In the heat of the summer, it can resemble an icy glacier jutting more than 20 feet above the surface of the Patapsco River. To boaters, the collection of massive boulders one nautical mile northeast of Rock Creek looks more like the craggy coastline of Martha’s Vineyard than the smooth shorn river-landscape of Pasadena.

“There’s always been lots of talk about where these giant rocks came from,” said Greg Pabst, who docks his 36-foot sailboat, “Vesper,” out of the Maryland Yacht Club in Pasadena. “But there’s just not much information around. It’s kind of a mystery,” he added.

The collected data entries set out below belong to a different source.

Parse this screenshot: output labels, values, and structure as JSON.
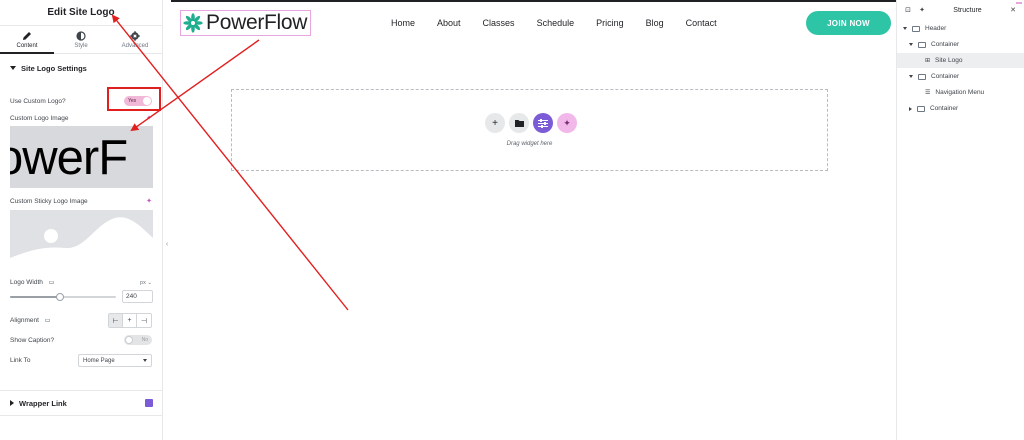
{
  "panel": {
    "title": "Edit Site Logo",
    "tabs": [
      {
        "label": "Content",
        "icon": "pencil-icon",
        "active": true
      },
      {
        "label": "Style",
        "icon": "half-circle-icon",
        "active": false
      },
      {
        "label": "Advanced",
        "icon": "gear-icon",
        "active": false
      }
    ],
    "section_title": "Site Logo Settings",
    "use_custom_logo": {
      "label": "Use Custom Logo?",
      "value": "Yes"
    },
    "custom_logo_image": {
      "label": "Custom Logo Image",
      "preview_text": "owerF"
    },
    "custom_sticky_logo_image": {
      "label": "Custom Sticky Logo Image"
    },
    "logo_width": {
      "label": "Logo Width",
      "unit": "px",
      "value": "240",
      "slider_fraction": 0.47
    },
    "alignment": {
      "label": "Alignment",
      "options": [
        "⊢",
        "+",
        "⊣"
      ],
      "active_index": 0
    },
    "show_caption": {
      "label": "Show Caption?",
      "value": "No"
    },
    "link_to": {
      "label": "Link To",
      "value": "Home Page"
    },
    "wrapper_link": {
      "label": "Wrapper Link"
    }
  },
  "canvas": {
    "logo_text": "PowerFlow",
    "nav_links": [
      "Home",
      "About",
      "Classes",
      "Schedule",
      "Pricing",
      "Blog",
      "Contact"
    ],
    "join_button": "JOIN NOW",
    "drop_zone_text": "Drag widget here",
    "colors": {
      "accent": "#2ec4a6",
      "logo_green": "#1fae8f",
      "purple": "#7b5bd6",
      "pink": "#e8a6e0"
    }
  },
  "structure": {
    "title": "Structure",
    "items": [
      {
        "label": "Header",
        "level": 0,
        "caret": "down",
        "selected": false
      },
      {
        "label": "Container",
        "level": 1,
        "caret": "down",
        "selected": false
      },
      {
        "label": "Site Logo",
        "level": 2,
        "caret": "none",
        "selected": true
      },
      {
        "label": "Container",
        "level": 1,
        "caret": "down",
        "selected": false
      },
      {
        "label": "Navigation Menu",
        "level": 2,
        "caret": "none",
        "selected": false
      },
      {
        "label": "Container",
        "level": 1,
        "caret": "right",
        "selected": false
      }
    ]
  }
}
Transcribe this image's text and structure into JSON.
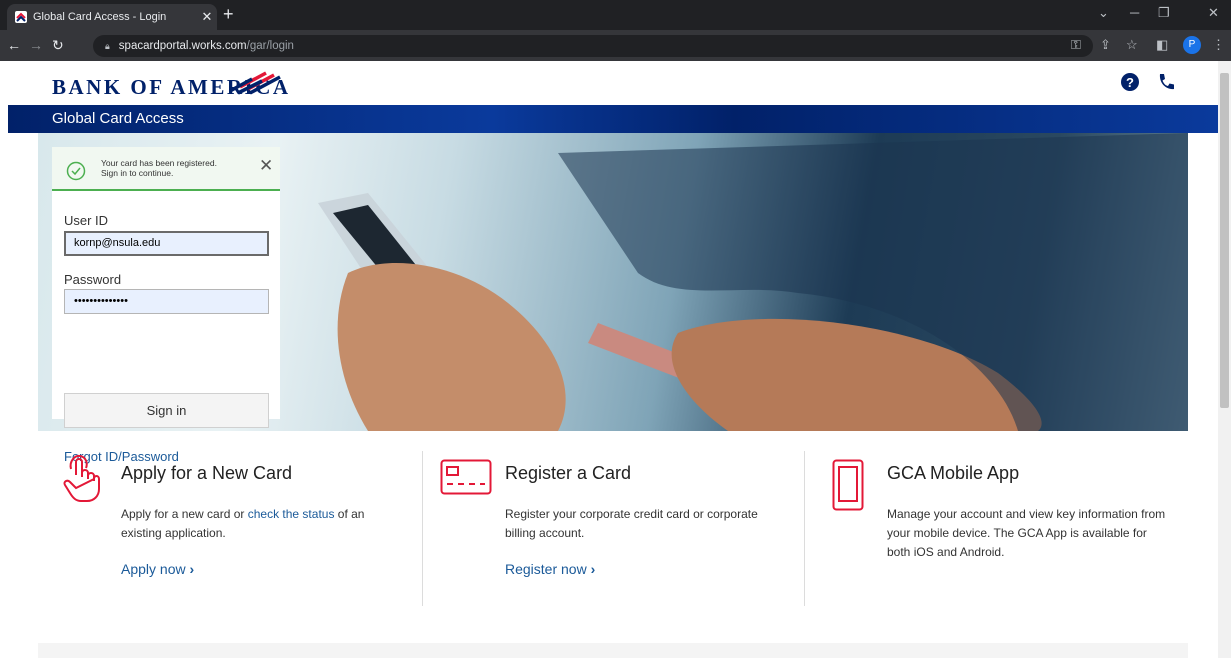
{
  "browser": {
    "tab_title": "Global Card Access - Login",
    "url_host": "spacardportal.works.com",
    "url_path": "/gar/login",
    "profile_initial": "P"
  },
  "header": {
    "logo_text": "BANK OF AMERICA",
    "subtitle": "Global Card Access"
  },
  "colors": {
    "brand_navy": "#012169",
    "brand_red": "#e31837",
    "link_blue": "#1b5a99",
    "success_green": "#4caf50"
  },
  "login": {
    "notice_line1": "Your card has been registered.",
    "notice_line2": "Sign in to continue.",
    "user_id_label": "User ID",
    "user_id_value": "kornp@nsula.edu",
    "password_label": "Password",
    "password_value": "••••••••••••••",
    "sign_in_label": "Sign in",
    "forgot_label": "Forgot ID/Password"
  },
  "features": [
    {
      "title": "Apply for a New Card",
      "desc_before": "Apply for a new card or ",
      "desc_link": "check the status",
      "desc_after": " of an existing application.",
      "link_label": "Apply now",
      "icon": "hand-pointer-icon"
    },
    {
      "title": "Register a Card",
      "desc": "Register your corporate credit card or corporate billing account.",
      "link_label": "Register now",
      "icon": "card-icon"
    },
    {
      "title": "GCA Mobile App",
      "desc": "Manage your account and view key information from your mobile device. The GCA App is available for both iOS and Android.",
      "icon": "mobile-phone-icon"
    }
  ]
}
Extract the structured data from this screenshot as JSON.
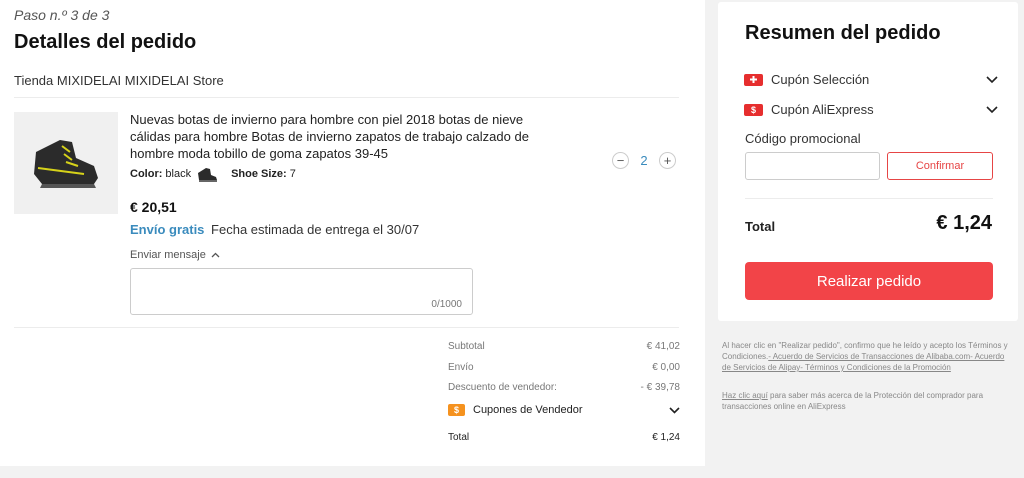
{
  "step": "Paso n.º 3 de 3",
  "title": "Detalles del pedido",
  "store": "Tienda MIXIDELAI MIXIDELAI Store",
  "product": {
    "image_icon": "boot-image",
    "title": "Nuevas botas de invierno para hombre con piel 2018 botas de nieve cálidas para hombre Botas de invierno zapatos de trabajo calzado de hombre moda tobillo de goma zapatos 39-45",
    "color_label": "Color:",
    "color_value": "black",
    "size_label": "Shoe Size:",
    "size_value": "7",
    "quantity": "2",
    "minus": "−",
    "plus": "+",
    "price": "€ 20,51",
    "free_shipping": "Envío gratis",
    "delivery": "Fecha estimada de entrega el 30/07",
    "message_label": "Enviar mensaje",
    "message_counter": "0/1000"
  },
  "summary": {
    "subtotal_label": "Subtotal",
    "subtotal_value": "€ 41,02",
    "shipping_label": "Envío",
    "shipping_value": "€ 0,00",
    "discount_label": "Descuento de vendedor:",
    "discount_value": "- € 39,78",
    "coupon_tag": "$",
    "coupon_label": "Cupones de Vendedor",
    "total_label": "Total",
    "total_value": "€ 1,24"
  },
  "card": {
    "title": "Resumen del pedido",
    "coupon_selection": "Cupón Selección",
    "coupon_aliexpress": "Cupón AliExpress",
    "flag_tag": "$",
    "promo_label": "Código promocional",
    "confirm": "Confirmar",
    "total_label": "Total",
    "total_value": "€ 1,24",
    "order_button": "Realizar pedido"
  },
  "legal": {
    "text1": "Al hacer clic en \"Realizar pedido\", confirmo que he leído y acepto los Términos y Condiciones.",
    "link1": "- Acuerdo de Servicios de Transacciones de Alibaba.com- Acuerdo de Servicios de Alipay- Términos y Condiciones de la Promoción",
    "link2": "Haz clic aquí",
    "text2": " para saber más acerca de la Protección del comprador para transacciones online en AliExpress"
  },
  "colors": {
    "accent": "#f24448",
    "link": "#3a8bbd",
    "coupon_orange": "#f5921f"
  }
}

Some think they fell off a barge hundreds of years ago. Others imagine them to be a remnant of some distant ice age. One thing is certain: when John Smith sailed the Chesapeake Bay in 1608, those islands of stone were lodged firmly in the navigable channel that Smith chronicled so carefully in his captain’s log. In fact, the Indian name “Patapsco,” (or “pota-psk-ut” in Algonquian dialect) means “white rocks.”  Therefore, both Rock Creek and the Patapsco River owe their names to this puzzling geological formation. Stony Creek, a short distance to the west, is named for a smaller heap of brown rocks at its mouth believed to be of the same geological stratum as those of White Rocks.

“The fishing around White Rocks is particularly lively,” said Pasadena fisherman Jack Streb, who was named Ambassador of the Chesapeake by Governor Martin O’Malley. “Perch fishing is especially good. They like the shade and shelter the rocks provide,” he continued.

As for their frosty color, some experts believe the white pinnacles were formed from an accumulation of oyster shells fossilized in sedimentary rock over thousands of years. Other saltier tales posit they’ve simply been bleached by a millennium of bird droppings. According to the Maryland Department of Natural Resources, the White Rocks Islands, as they are sometimes called, consist of tough, erosion-resistant, white sandstone of the Late Cretaceous period, which accounts for their color. That means this pile of boulders has been around since the dinosaurs were here. Moreover, in the coastal plains region, which includes the Chesapeake Bay, most geology consists of unconsolidated sediment. White Rocks is a notable exception, given its mineral grains have been cemented together to form a tightly packed sandstone.

“To boaters on the Bay and the Patapsco, White Rocks is a landmark,” explained Streb, who added, “In recent years the state has added a channel marker fixed to the rocks, for safety reasons, primarily for commercial ships navigating the river at night.”

At its submerged base, White Rocks covers more than one square acre, and is composed of a dense, white, quartzite, more than 25 feet thick. The bleached cliffs stretch at jagged angles, hinting at the primeval force that once wrenched them apart like an ancient jigsaw puzzle.

Despite its relative anonymity, White Rocks has received its share of attention over the years. Maryland legislative sessions as far back as 1890 document attempts to procure a lighthouse and fog bell to be affixed at White Rocks. Those efforts failed. The White Rocks Marina in Pasadena is also named after these iconic Maryland landmarks.